On a more general note, firms authorised under the Stock Exchange Act, 1995, operate under obligations imposed by the Act, and requirements-regulations imposed by the Central Bank of Ireland and the Irish Stock Exchange which cover, inter alia, capital, financial and conduct of business issues.
The capital requirement for stockbrokers is calculated as provided for in the capital adequacy directive and determined by the nature of investment business activities undertaken by the firm. Under the Stock Exchange Act, 1995, responsibility for the enforcement of conduct of business rules rests with the Irish Stock Exchange. The conduct of business rules are subject to agreement with the bank.
The Central Bank has imposed general supervisory and advertising requirements on stockbrokers, and these include reporting requirements. All stockbrokers are required to submit to the bank monthly management accounts and a capital adequacy return within 20 days of the month's end. In addition, stockbrokers submit a weekly report to the bank, which includes details of the firm's cash liability to clients compared to client bank account balances, the funding contributed by the firm in order to settle client transactions, and background information on the level of client debtors. All stockbrokers are required to submit annual audited accounts to the bank within six months of the financial year's end. This requirement applies irrespective of whether the firm is a limited company or a partnership.
Moreover, section 52 of the Act places certain obligations on firms, including requirements with respect to clients' money and investment instruments. Section 70 provides that failure to comply with these requirements constitutes an offence. All stockbrokers have been required under section 52(3)(d) of the Act to commission an annual audit of the firm's compliance with the Central Bank's requirements in relation to client money and investment instruments, including whether the firm has maintained adequate systems and controls for safe custody throughout the year.
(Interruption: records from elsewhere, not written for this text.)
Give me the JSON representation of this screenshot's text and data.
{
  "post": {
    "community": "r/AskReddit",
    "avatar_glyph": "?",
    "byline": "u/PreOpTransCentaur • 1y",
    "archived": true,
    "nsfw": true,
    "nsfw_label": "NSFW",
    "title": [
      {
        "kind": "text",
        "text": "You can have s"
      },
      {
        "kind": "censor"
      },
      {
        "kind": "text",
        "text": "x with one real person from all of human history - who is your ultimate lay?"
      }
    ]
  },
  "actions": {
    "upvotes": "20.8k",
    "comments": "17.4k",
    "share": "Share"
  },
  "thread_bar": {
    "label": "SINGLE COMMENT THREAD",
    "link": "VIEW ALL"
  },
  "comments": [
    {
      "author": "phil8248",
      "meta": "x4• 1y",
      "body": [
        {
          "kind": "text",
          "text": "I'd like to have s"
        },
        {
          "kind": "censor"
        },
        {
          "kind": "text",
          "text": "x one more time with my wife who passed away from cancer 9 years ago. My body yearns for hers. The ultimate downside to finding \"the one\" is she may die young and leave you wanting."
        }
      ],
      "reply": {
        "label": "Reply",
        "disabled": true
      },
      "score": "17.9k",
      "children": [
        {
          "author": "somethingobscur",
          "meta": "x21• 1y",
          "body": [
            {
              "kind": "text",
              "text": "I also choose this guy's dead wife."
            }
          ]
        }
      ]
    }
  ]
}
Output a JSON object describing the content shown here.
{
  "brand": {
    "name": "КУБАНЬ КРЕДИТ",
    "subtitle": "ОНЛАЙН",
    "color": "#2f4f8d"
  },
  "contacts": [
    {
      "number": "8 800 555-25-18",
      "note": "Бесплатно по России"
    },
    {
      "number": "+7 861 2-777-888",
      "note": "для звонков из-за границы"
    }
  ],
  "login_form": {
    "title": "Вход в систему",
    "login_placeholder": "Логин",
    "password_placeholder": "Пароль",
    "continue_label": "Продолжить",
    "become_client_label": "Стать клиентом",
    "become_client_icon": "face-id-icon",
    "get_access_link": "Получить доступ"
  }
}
Section 34(3) of the Act also provides that an auditor of a stockbroker shall report to the bank in writing without delay where the auditor has certain concerns regarding the firm.
As regards the adequacy of the Central Bank's procedures for regulating this sector, my Department wrote to the bank on 25 May 2001, seeking its views on what the implications of this case might be for the regulatory regime in this sector and, particularly, whether any modifications to the relevant legislation might be required. The bank replied on 29 May 2001 that it was much too early in the investigation to give a definitive opinion as to whether legislative or regulatory modifications might be required. It will, however, conduct a review of its procedures as part of its examination of the facts surrounding the collapse of this firm and then let me have its definitive response. If any legislative or regulatory shortcomings are identified, I will ensure these will be tackled as a matter of urgency.